Le pedí con calma que no lo hiciera. Que no iba a ser necesario que me inmovilizara de esa manera. Que iba a portarme bien. Solo necesitaba que levantara la parte de arriba para poder pujar mejor. El hombre con ademán de hombros levantó la camilla y acomodo mi mano para que me agarrara si lo necesitaba. Yo me agarré.
La enfermera volvió . Mientras hablaba con el hombre de ambo azul se colocó un guante en la mano derecha y me inspeccionó la vagina, con la mano izquierda me empujó hacia abajo la panza. Ni me miraba, se metía dentro de mi cuerpo sin aviso ni permiso.
Me dolía todo . Los huesos de mis caderas rechinaban queriéndose abrir como un capullo con todo su esplendor. Respiré largo y profundo para liberar el dolor.
¿Ay virgencita por qué tengo que pagar con sufrimiento la capacidad de gestar? Preguntaba sin cesar a la Difunta Correa la que no conocía tanto pero era a la única que podía aferrarme.
La enfermera se fue una vez más, molesta porque no podía terminar su jornada laboral. Me quedé con el hombre de ambo azul entre mis piernas listo para recibir lo que sea.
De un momento a otro hice fuerza y asomó una cabeza. Al hombre de ambo azul se le iluminaron los ojos y me miró consternado ante ese acontecimiento maravilloso.
El milagro de la vida.
Pujé otra vez con fuerza para terminar con ese embarazo no deseado y poder volver a mi casa de una vez.
Salió resbalando. El hombre recibió esa alma inocente con la emoción que se merecen quienes vienen a este mundo por primera vez y lo llevó a otra sala. No me mostró a mi hijo recién parido ni yo pedí verlo. No dije nada. No demostré sentimiento alguno.
Anestesiada por la soledad a la que me veía confinada y que aceptaba merecer por ser una desalmada que no lloraba ante semejante pérdida esperé.
Espere en silencio. Por el interior de mi cuerpo sentí deslizarse la placenta y la expulsé sin querer.
Vi pasar a una enfermera y la llamé. Ella se sorprendió al verme con las piernas abiertas sin nadie alrededor.
—¿Qué necesitas mami?— Me preguntó mirando para todos lados.
—Tengo frío— le dije.
La mujer siguió su camino sin decirme nada. Me pregunté si me habría escuchado o si solo me ignoraba.
El movimiento de gente aumentó en la sala donde me encontraba, imaginé que debería ser la mañana . Sin dirigirme ni una palabra la enfermera apurada me tiró una frazada encima y siguió.
Detrás de ella vino el hombre de ambo azul. Traía un semblante raro.

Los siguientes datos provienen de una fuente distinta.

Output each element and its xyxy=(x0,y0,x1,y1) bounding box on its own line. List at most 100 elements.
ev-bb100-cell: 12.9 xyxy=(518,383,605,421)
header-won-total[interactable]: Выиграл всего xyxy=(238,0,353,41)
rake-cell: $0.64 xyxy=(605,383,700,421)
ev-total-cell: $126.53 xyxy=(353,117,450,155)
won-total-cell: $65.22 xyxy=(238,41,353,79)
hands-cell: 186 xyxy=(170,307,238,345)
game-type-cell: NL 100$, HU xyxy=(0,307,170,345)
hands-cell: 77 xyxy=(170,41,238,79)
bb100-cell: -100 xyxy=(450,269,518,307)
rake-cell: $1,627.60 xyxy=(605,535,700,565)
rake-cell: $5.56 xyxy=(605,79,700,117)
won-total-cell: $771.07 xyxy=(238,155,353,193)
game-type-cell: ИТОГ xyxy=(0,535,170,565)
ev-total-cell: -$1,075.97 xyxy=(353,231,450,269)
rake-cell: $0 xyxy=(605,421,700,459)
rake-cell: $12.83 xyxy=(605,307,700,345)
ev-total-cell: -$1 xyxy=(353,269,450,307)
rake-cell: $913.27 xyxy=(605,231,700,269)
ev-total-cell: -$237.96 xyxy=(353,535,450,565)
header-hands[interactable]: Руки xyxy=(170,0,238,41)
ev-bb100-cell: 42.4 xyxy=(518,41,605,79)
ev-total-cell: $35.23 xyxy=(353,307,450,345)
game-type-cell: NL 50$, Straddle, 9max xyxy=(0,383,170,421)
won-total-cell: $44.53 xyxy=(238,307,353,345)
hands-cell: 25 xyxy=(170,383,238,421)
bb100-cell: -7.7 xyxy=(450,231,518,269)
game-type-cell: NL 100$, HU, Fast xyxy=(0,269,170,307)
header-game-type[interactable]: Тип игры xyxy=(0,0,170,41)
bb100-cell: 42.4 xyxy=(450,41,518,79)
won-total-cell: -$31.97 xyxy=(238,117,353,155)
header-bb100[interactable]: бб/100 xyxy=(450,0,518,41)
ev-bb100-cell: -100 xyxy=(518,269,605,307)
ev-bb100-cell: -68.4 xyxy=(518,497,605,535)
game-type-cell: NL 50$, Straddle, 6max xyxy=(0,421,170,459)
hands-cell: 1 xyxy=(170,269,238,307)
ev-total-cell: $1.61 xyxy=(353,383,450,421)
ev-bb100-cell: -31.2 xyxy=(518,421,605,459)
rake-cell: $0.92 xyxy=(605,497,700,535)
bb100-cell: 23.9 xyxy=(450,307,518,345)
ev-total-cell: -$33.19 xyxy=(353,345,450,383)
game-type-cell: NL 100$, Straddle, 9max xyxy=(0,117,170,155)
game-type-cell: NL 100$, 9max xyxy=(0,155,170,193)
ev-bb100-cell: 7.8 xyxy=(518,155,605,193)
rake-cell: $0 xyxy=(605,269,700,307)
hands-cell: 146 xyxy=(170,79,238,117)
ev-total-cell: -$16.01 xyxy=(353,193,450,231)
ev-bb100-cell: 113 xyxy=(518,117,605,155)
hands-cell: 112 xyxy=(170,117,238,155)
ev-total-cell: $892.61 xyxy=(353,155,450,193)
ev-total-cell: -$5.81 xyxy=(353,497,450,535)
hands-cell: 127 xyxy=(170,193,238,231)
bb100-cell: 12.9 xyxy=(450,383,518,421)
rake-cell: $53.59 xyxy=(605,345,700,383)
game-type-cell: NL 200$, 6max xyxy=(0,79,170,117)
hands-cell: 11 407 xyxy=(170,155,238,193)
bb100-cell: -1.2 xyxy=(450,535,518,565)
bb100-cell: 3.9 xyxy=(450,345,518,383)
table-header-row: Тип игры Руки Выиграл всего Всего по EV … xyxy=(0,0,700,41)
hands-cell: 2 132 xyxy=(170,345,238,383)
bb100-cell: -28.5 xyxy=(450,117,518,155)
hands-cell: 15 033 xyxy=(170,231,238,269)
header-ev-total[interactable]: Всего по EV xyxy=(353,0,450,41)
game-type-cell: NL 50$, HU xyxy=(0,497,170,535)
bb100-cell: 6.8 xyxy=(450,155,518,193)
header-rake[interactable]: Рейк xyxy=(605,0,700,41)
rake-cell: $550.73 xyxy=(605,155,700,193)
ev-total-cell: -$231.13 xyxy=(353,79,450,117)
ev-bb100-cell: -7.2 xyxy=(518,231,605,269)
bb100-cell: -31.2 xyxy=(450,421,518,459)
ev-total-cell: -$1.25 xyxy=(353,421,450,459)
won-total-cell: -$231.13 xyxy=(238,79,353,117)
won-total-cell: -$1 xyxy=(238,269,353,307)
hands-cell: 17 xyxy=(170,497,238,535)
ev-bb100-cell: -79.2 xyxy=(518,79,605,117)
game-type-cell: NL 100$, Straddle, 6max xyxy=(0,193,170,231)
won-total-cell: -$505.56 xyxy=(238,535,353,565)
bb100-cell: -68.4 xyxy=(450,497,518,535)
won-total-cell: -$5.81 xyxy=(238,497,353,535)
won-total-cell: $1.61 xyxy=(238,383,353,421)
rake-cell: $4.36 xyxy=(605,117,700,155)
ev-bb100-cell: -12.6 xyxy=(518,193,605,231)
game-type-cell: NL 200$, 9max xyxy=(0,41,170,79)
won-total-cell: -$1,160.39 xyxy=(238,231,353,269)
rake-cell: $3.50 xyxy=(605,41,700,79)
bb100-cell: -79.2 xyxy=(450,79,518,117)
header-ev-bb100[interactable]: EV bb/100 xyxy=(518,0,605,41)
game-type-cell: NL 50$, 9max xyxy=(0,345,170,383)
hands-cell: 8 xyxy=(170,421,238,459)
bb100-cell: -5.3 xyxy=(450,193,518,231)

Se me acercó a la cara. Me acarició la frente un rato que se me hizo largo y logro decir con cierta congoja:
— Lo siento mucho. Tu guagua murió. Vivió una hora y media. Era un varón. Cuando comenzó a describirlo dejé de escucharlo. Solo veía sus labios moverse. Me acariciaba la frente. Ese gesto de humanidad me colmó entera y lloré.
Lloré por primera vez.
Lloré de alivio.
Lloré de culpa.
Lloré de pena.
Lloré de rabia por cada mirada inquisidora que me echaron.
Lloré por mi hijo nacido y querido de pestañas infinitas que dejé durmiendo esa noche.
Lloré por su hermano que no supe evitar ni abortar ni abrazar.
Lloré por mi mamá.
Lloré por mí.
Desde esa época tengo un llanto fácil , sin embargo ya no rindo tributo con esas lágrimas, ya no llevo fresias al cementerio.
En su lugar prendo incienso y sahumo toda mi casa con mirra y lavanda para hacer las pases con aquellos fantasmas.